---
title: "clickhouse integration looker studio — 3 ways in 2026"
excerpt: "Connect Looker Studio to ClickHouse® via Community Connector, Tinybird REST API, or JDBC bridge. Pick the right clickhouse integration looker studio path."
authors: "Tinybird"
categories: "AI Resources"
createdOn: "2026-04-13 00:00:00"
publishedOn: "2026-04-13 00:00:00"
updatedOn: "2026-04-13 00:00:00"
status: "published"
---

These are the main options for a **clickhouse integration looker studio** setup:

1. Looker Studio → ClickHouse® via **Community Connector (Apps Script)**
2. Looker Studio → **Tinybird** via REST API connector
3. Looker Studio → ClickHouse® via **JDBC bridge proxy**

**Looker Studio** (formerly Google Data Studio) is Google's free **BI and [real-time data visualization](https://www.tinybird.co/blog/real-time-data-visualization) platform**, widely used by marketing, product, and analytics teams. ClickHouse® is a columnar OLAP [database](https://www.oracle.com/database/what-is-database/) that handles billions of rows in sub-second queries.

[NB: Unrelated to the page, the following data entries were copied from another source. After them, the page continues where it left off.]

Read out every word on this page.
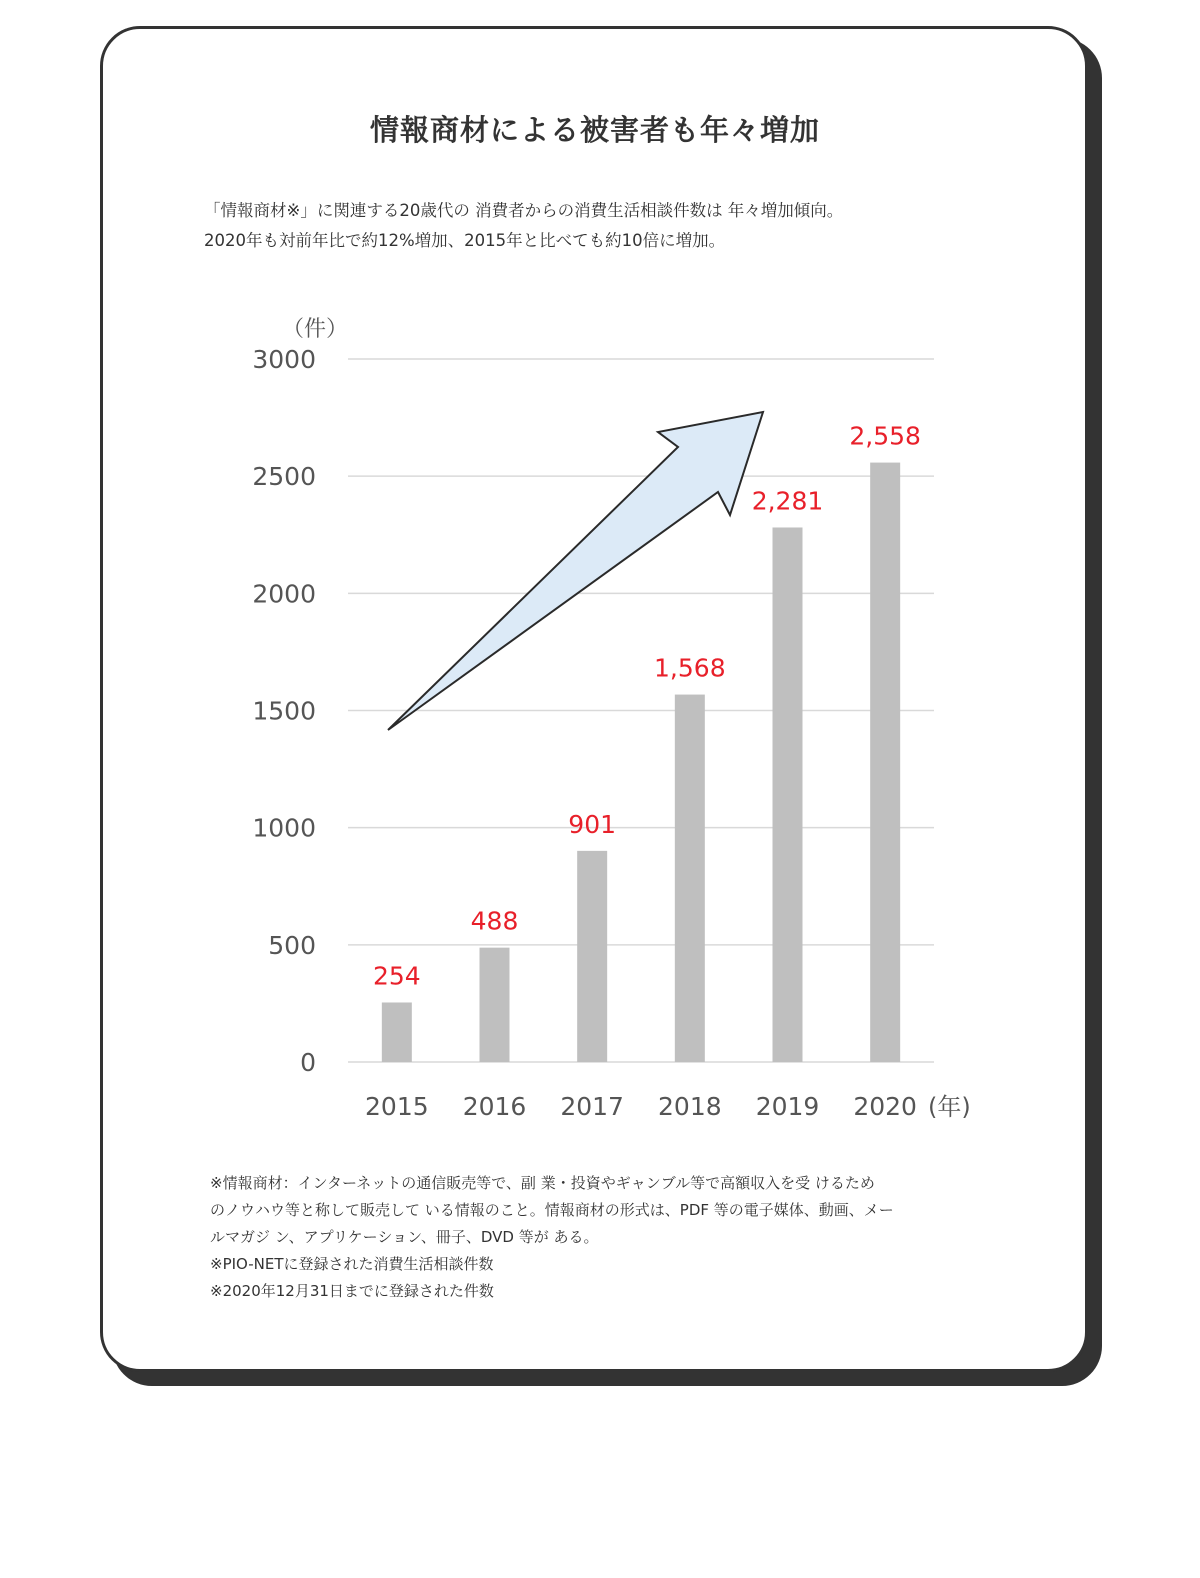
情報商材による被害者も年々増加
「情報商材※」に関連する20歳代の 消費者からの消費生活相談件数は 年々増加傾向。
2020年も対前年比で約12%増加、2015年と比べても約10倍に増加。
0
500
1000
1500
2000
2500
3000
254
488
901
1,568
2,281
2,558
2015 2016 2017 2018 2019 2020
（件）
(年)
※情報商材：インターネットの通信販売等で、副 業・投資やギャンブル等で高額収入を受 けるため
のノウハウ等と称して販売して いる情報のこと。情報商材の形式は、PDF 等の電子媒体、動画、メー
ルマガジ ン、アプリケーション、冊子、DVD 等が ある。
※PIO-NETに登録された消費生活相談件数
※2020年12月31日までに登録された件数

Connecting the two enables shareable, interactive dashboards on analytical data without exporting to BigQuery or a data warehouse first.

A **clickhouse integration looker studio** pipeline lets analysts build reports in Looker Studio against live ClickHouse® data, share reports publicly or within a Google Workspace org, and embed dashboards in documents or websites.

Before you pick a connector, consider these questions:

- Do you need **live data** (query runs on each report load) or **cached data** (refreshed on a schedule)?
- Does your ClickHouse® instance need to be **publicly accessible**, or do you require a private network path?
- Do you also need to expose the same data as **REST APIs** for applications beyond Looker Studio?

## **Three ways to implement clickhouse integration looker studio**

This section covers the three main connector paths, with configuration and code for each.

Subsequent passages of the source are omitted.